The maximum number of attempts the model will make to identify peaks; it is best to allow for at least the number of observable peaks in the PSD plus one, in the event that the model does not remove a larger peak entirely in the peak-identification process.Minimum peak height : 3.0 dB [default: 3 dB].
The minimum peak height (in log[Power]) necessary for a putative peak to be included in the final FOOOF model. Putative peaks smaller than this threshold will be discarded.Proximity threshold: 2 standard deviations of the (comparatively) largest peak [default: 2].
Occasionally, the algorithm can mistake components of a single peak as two smaller peaks. This option forces the smaller of two peaks which are too close to one-another (i.e. If the center frequency of the smaller peak is within this value of standard deviations of the larger peak’s center frequency), the smaller of the two peaks is discarded. This option also removes peaks within this value of their standard deviation from the edge of the frequency window.Aperiodic mode: Fixed [default: Fixed].
The aperiodic component of the neural power spectrum occasionally presents with a knee, as seen below in log-log space. When selecting this option, you should first consult your data to determine whether it has a knee or not (Note: a knee component is present when the aperiodic features of the spectrum plotted in log-log space are not linear).
Guess weight: Weak [default: None].
By design, peak parameter estimates are close to the actual fit. However, fitting a distribution that does not match the spectrum precisely (i.e. fitting a gaussian distribution to an imperfect gaussian-shaped peak) can occasionally lead to semantically worse-fit models; square error is reduced, but the model does not look as much like the data.
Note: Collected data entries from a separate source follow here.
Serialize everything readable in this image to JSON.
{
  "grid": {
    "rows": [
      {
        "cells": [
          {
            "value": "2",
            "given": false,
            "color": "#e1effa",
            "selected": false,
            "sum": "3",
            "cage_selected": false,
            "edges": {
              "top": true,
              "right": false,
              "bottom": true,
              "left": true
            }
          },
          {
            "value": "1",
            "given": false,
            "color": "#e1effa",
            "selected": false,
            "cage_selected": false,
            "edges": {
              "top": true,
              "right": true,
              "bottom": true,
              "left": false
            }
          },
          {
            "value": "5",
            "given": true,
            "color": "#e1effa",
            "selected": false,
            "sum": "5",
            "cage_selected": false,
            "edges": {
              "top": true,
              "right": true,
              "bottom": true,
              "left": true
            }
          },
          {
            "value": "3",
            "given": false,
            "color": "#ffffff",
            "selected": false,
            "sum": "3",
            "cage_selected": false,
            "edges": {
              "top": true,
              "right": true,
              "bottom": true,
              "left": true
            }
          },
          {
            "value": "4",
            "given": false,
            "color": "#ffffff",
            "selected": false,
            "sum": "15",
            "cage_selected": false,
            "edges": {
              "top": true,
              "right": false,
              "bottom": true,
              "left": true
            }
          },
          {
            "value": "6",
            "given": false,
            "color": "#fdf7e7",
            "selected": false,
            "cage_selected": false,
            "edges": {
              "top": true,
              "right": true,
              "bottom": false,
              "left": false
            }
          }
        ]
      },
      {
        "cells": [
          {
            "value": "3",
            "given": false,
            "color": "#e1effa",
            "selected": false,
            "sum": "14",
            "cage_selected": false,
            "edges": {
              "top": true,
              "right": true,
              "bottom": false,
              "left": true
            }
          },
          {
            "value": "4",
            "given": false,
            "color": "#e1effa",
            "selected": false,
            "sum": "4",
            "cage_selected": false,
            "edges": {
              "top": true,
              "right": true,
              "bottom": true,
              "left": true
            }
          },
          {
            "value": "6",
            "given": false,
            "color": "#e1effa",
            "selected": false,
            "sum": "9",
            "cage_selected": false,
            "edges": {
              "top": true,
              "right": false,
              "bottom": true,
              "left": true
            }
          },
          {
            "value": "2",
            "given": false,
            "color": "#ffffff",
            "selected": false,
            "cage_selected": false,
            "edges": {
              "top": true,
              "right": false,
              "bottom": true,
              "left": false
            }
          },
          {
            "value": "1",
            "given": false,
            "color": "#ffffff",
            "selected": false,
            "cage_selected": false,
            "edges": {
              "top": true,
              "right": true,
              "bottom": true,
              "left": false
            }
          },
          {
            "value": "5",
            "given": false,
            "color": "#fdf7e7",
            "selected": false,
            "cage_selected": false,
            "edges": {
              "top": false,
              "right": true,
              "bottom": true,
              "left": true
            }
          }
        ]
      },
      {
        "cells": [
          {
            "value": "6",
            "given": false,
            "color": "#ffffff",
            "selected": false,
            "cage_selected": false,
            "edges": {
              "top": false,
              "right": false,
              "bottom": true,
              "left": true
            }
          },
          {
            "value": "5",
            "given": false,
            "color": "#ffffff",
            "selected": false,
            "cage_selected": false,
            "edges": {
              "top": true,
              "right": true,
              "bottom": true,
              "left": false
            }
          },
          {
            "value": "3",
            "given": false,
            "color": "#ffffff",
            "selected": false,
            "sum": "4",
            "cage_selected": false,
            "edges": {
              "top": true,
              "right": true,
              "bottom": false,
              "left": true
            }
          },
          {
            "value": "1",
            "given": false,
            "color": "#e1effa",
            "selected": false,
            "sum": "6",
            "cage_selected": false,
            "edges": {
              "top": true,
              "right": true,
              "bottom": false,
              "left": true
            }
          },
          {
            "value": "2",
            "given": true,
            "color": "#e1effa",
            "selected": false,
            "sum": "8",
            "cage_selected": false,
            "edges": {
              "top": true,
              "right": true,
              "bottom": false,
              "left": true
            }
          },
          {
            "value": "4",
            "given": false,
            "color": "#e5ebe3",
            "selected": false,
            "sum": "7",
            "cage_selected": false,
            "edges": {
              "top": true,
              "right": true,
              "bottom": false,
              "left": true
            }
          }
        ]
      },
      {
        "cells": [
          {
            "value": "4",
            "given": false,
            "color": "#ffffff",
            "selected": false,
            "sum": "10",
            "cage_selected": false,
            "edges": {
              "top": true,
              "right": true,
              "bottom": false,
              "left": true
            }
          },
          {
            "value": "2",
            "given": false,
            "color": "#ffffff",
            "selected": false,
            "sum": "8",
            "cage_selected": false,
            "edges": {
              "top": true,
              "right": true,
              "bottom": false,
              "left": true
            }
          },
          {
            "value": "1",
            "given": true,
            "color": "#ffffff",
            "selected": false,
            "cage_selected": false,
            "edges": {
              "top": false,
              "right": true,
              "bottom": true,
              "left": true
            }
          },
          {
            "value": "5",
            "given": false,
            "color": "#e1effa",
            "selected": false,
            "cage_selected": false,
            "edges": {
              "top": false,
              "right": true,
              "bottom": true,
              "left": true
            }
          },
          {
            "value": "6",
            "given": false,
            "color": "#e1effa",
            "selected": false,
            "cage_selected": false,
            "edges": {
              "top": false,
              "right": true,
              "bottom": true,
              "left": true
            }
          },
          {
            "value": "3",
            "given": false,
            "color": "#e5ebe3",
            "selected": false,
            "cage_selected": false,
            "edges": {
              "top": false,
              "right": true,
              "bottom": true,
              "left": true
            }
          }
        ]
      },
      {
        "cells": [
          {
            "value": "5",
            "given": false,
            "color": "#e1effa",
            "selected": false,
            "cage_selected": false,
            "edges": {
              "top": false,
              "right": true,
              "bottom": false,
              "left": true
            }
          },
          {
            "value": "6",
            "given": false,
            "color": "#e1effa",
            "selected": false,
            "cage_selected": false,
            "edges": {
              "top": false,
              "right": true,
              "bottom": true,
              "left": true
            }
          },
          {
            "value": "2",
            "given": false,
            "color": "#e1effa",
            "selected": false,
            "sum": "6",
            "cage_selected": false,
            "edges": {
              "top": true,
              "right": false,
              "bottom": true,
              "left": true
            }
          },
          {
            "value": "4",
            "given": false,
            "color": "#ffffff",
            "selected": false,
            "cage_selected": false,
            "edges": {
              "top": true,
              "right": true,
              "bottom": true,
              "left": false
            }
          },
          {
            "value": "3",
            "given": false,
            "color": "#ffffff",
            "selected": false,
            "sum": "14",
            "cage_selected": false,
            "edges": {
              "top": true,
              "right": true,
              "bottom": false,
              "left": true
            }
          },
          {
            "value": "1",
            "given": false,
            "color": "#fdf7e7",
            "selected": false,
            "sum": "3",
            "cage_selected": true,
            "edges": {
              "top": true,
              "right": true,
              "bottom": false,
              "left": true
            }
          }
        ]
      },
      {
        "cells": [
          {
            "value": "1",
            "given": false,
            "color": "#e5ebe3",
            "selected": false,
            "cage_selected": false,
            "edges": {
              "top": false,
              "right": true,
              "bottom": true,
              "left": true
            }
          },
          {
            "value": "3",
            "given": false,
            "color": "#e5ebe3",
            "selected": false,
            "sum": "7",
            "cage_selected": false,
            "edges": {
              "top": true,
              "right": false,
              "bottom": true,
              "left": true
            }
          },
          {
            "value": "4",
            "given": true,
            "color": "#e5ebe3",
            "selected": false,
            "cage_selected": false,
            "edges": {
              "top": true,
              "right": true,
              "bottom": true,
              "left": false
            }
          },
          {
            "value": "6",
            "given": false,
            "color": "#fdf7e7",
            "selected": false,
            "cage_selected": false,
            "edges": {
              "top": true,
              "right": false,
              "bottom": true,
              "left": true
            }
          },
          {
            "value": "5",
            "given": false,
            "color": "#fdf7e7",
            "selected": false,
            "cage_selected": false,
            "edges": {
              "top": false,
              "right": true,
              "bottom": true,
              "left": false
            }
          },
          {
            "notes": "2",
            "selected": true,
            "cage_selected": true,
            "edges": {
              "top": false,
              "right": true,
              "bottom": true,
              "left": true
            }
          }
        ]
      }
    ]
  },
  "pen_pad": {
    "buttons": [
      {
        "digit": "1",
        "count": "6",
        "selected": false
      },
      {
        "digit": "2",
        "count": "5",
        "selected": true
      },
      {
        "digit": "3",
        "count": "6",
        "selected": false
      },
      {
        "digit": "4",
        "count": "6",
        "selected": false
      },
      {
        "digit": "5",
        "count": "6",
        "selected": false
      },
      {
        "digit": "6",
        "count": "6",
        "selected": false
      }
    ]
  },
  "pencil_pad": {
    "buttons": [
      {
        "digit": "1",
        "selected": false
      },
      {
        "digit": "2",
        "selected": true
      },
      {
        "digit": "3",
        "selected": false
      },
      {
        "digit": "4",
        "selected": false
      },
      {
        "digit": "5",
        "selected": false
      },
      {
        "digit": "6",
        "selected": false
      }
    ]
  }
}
Selecting this option allows for additional model error to be placed on parameter values which lie further from initial estimates. “Weak” represents a small penalty, while “Strong” represents a larger penalty (essentially keeping the pre-optimization estimates). When this option is set to “None”, the algorithm reduces square error most similarly to the Python version.Note: Guess weight selections are ignored when Brainstorm detects that the user has the optimization toolbox, as it will use constrained optimization to best-match the Python version. It is recommended that users have the optimization toolbox.